BIDS 390 autobiography reimagined (2017)

“[She] writes essayistically who writes while experimenting, who turns [her] object this way and that, who questions it, feels it, tests it, thoroughly reflects on it, attacks from different angles, and in her mind’s eye collects what [she] sees, and puts into words what the object allows to be seen under the condition established in the course of the writing.”

from Max Bense, quoted in Theodor Adorno’s “The Essay as Form”

The challenge of this assignment is to transform the text you have created in the Autobiography Reimagined assignment into a video essay. As you were invited to experiment with structure, form and their relationship to content and to the self in your written essay, we invite you to do the same here.

Your written essay should provide a jumping off point for your video essay rather than an explicit map. We have analyzed and discussed the various ways that video essays experiment and play with moving image and sound formats and tools: we expect that you will experiment with them as well. We urge you to move past creating a simple narrated slideshow with a voice over. Use both the form AND the content of your written work to guide you as you produce your first video essay for this class.

This essay assignment is intended to challenge your concept of self as it relates to viewers, so transitioning from the written reimagined autobiography to moving image and sound text is your task. As we assess your work we ill will for three major criteria:

 1) Willingness to experiment with form in a way that’s innovative and effective in representing the content, meaning how you use the affordances of the video essay tool set should have a connection to your content

2) Stylistic excellence. The video essay has voice and attention to the way sound and image can be used for expression.

3) The video essayist is considerate of the needs of their viewer, including connecting their personal story to aspects of the world around them. The essayist explores self while seeing readers’ wishes.

original prompt

So in many respects it is about discovery. Your search. Your meaning. There is no way to be thorough in depicting your life, especially in 4-5 pages, so you should not attempt to capture the whole of your life. This assignment asks that you step beyond yourself in the typical narrative sense—I was born—I was raised—. The specific challenge of this assignment is to move beyond the plodding, chronological rendition of your life we typically think of as autobiography.

What you are after is a way to tell the story of you that represents you. In order to achieve the truest imaginative reflection you must search your story for the heart, or better, the vascular and skeletal structure that supports it. Along with imagining the content of the essay, we would like you to experiment with narrative form and structure.

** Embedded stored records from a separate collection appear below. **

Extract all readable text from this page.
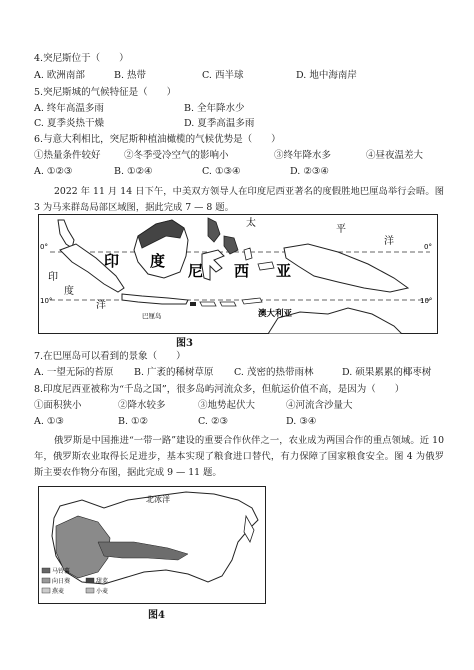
4.突尼斯位于（　　）
A. 欧洲南部	B. 热带	C. 西半球	D. 地中海南岸
5.突尼斯城的气候特征是（　　）
A. 终年高温多雨	B. 全年降水少
C. 夏季炎热干燥	D. 夏季高温多雨
6.与意大利相比，突尼斯种植油橄榄的气候优势是（　　）
①热量条件较好 ②冬季受冷空气的影响小	③终年降水多	④昼夜温差大
A. ①②③	B. ①②④	C. ①③④	D. ②③④
2022 年 11 月 14 日下午，中美双方领导人在印度尼西亚著名的度假胜地巴厘岛举行会晤。图 3 为马来群岛局部区域图，据此完成 7 — 8 题。
太
平
洋
印
度
洋
印 度
尼 西 亚
巴厘岛	澳大利亚
0°	0°
10°	10°
图3
7.在巴厘岛可以看到的景象（　　）
A. 一望无际的苔原 B. 广袤的稀树草原 C. 茂密的热带雨林	D. 硕果累累的椰枣树
8.印度尼西亚被称为“千岛之国”，很多岛屿河流众多，但航运价值不高，是因为（　　）
①面积狭小	②降水较多	③地势起伏大	④河流含沙量大
A. ①③	B. ①②	C. ②③	D. ③④
俄罗斯是中国推进“一带一路”建设的重要合作伙伴之一，农业成为两国合作的重点领域。近 10 年，俄罗斯农业取得长足进步，基本实现了粮食进口替代，有力保障了国家粮食安全。图 4 为俄罗斯主要农作物分布图，据此完成 9 — 11 题。
北冰洋
马铃薯
向日葵	甜菜
燕麦	小麦
图4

Your search for the content of your essay should be paramount to the writing, but we encourage you to create autobiographies that are told through an interesting structure. Ideally, this structure should be relevant and integral to the story’s content, not necessarily chosen for its novelty. You may find these structures in the next episode of The Loveboat or the battles of the Spanish Civil War. Stories float out of forms we have yet to recognize, fake emails from kings in a Tajikistan prison, captions from Catalog Living, infomercials for The Snuggie or Forearm Forklift, etc.

All of these story forms could be sampled to organize your essay. Remember the five-paragraph essay? Well, this is its sacrificial burial. It is easy to be swept up in the excitement (as we are) of telling your autobiography in the structure of your handy Facebook page or a recipe, but please attempt to find a form that, ideally and in the best circumstances, parallels your story. We will brainstorm forms in which to tell your story. This essay assignment is intended to challenge your concept of self as it relates to the reader, so transitioning from personal content to the world around is the task of the essayist.